Is it a good idea to jump ship before the new version of Unity will be coming out. I'm sure there are going to be bug fixes to the software itself. All of that aside...frustration, endless bugs and QA are just a HUGE part of game development in general. When I worked on Need for Speed Undercover, I had a quota of about 100-150 bugs to resolve each and every day. End of project I had resolved over 700 bugs. Now these were bugs in the code and art, so not our engine...but nonetheless that's a huge, frustrating amount of glitches and bugs to worry about. As game developers this is part of our life...crunching in alpha or beta to resolve a S*** ton of bugs. Unity is amazing software...it's not 100% perfect, but what in this world is?
Hi, there has never been a bug I cant fix, not bragging but very true. So if you would like maybe we can work together to fix the problems? This is a genuine offer so pm me if you are interested in me helping.
Humm, I see a lot of optimists here! Unity is great, I love it, but from my experience(mainly audio), bugs do exist and some don't get solved that quickly.

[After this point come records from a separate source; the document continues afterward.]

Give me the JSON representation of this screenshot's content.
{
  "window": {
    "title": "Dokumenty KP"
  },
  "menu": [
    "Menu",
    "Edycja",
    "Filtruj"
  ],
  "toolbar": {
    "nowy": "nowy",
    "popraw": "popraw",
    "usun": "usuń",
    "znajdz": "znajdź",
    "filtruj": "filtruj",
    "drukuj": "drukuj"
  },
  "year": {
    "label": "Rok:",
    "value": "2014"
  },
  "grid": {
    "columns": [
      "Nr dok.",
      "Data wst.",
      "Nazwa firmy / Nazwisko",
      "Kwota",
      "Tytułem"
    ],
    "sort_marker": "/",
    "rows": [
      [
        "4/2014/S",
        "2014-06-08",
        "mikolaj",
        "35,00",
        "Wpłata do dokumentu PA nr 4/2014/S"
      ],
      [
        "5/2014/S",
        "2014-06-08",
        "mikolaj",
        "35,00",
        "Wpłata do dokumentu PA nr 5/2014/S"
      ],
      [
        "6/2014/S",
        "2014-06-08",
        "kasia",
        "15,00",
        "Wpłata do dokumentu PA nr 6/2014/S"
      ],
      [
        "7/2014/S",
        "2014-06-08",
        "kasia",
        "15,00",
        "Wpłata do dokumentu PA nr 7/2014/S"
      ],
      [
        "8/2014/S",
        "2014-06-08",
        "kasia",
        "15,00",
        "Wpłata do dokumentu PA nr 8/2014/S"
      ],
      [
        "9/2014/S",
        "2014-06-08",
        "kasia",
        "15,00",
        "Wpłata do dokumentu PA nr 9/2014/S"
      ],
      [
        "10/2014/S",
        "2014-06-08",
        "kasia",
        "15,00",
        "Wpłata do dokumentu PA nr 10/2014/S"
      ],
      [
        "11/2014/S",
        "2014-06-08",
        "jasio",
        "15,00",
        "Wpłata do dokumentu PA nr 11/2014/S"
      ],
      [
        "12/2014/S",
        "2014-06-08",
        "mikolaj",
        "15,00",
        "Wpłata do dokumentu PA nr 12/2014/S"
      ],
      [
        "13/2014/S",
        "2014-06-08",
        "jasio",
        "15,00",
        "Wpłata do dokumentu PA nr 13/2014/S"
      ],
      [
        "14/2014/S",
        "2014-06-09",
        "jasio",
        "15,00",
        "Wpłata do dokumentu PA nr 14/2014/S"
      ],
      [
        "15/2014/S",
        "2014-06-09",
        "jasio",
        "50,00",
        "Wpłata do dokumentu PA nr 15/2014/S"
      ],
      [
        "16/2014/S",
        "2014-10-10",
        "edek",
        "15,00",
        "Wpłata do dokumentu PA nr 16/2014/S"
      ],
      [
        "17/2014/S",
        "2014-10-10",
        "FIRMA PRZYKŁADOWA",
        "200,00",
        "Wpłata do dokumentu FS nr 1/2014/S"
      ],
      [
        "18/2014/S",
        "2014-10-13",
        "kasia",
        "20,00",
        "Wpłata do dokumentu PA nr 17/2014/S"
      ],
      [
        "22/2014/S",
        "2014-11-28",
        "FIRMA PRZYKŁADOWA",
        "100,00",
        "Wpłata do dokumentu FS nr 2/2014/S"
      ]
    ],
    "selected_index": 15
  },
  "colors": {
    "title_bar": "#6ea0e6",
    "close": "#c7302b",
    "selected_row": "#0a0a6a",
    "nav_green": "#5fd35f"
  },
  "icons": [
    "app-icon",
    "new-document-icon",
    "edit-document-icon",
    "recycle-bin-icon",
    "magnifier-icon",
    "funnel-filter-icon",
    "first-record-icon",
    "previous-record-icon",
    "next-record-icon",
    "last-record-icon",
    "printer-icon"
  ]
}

I'm not a quitter, I just hack around them, but let's not pretend everything is perfect. My list of audio bugs, all submitted and reproduced
Unity will fix all the bugs if you give them a chance. Do you really think they want a bug ridden product? Just create a dummy project that reproduces one bug at a time and submit it to them.
a) As it should. The question is how long should we wait before complaining becomes legitimate? All the bugs mentioned in my thread have been there since 3.5 beta, more thean 9 months ago. b) Indeed not, but if the user base keeps growing and asking for shiny new features, there might be more incentive adding these than fixing bugs in rarely used classes. c) I wrote and submitted scripts reproducing every issue I've had. Time is money, and maybe that's how Unity can keep it's price reasonable : dedicated users spending hours trying to help out for free... Again, I love Unity but let's give the OP some credit : not all is perfect, and it takes a special kind of patience to spend hundreds of dollars on a product with issues that are still not solved months after being reported and acknowledged. I'm the zen type, and I've only bought iOS basic. I would not be so kind if I had spent the 3000$ required to run iOS pro... And don't plan to before these bugs are fixed.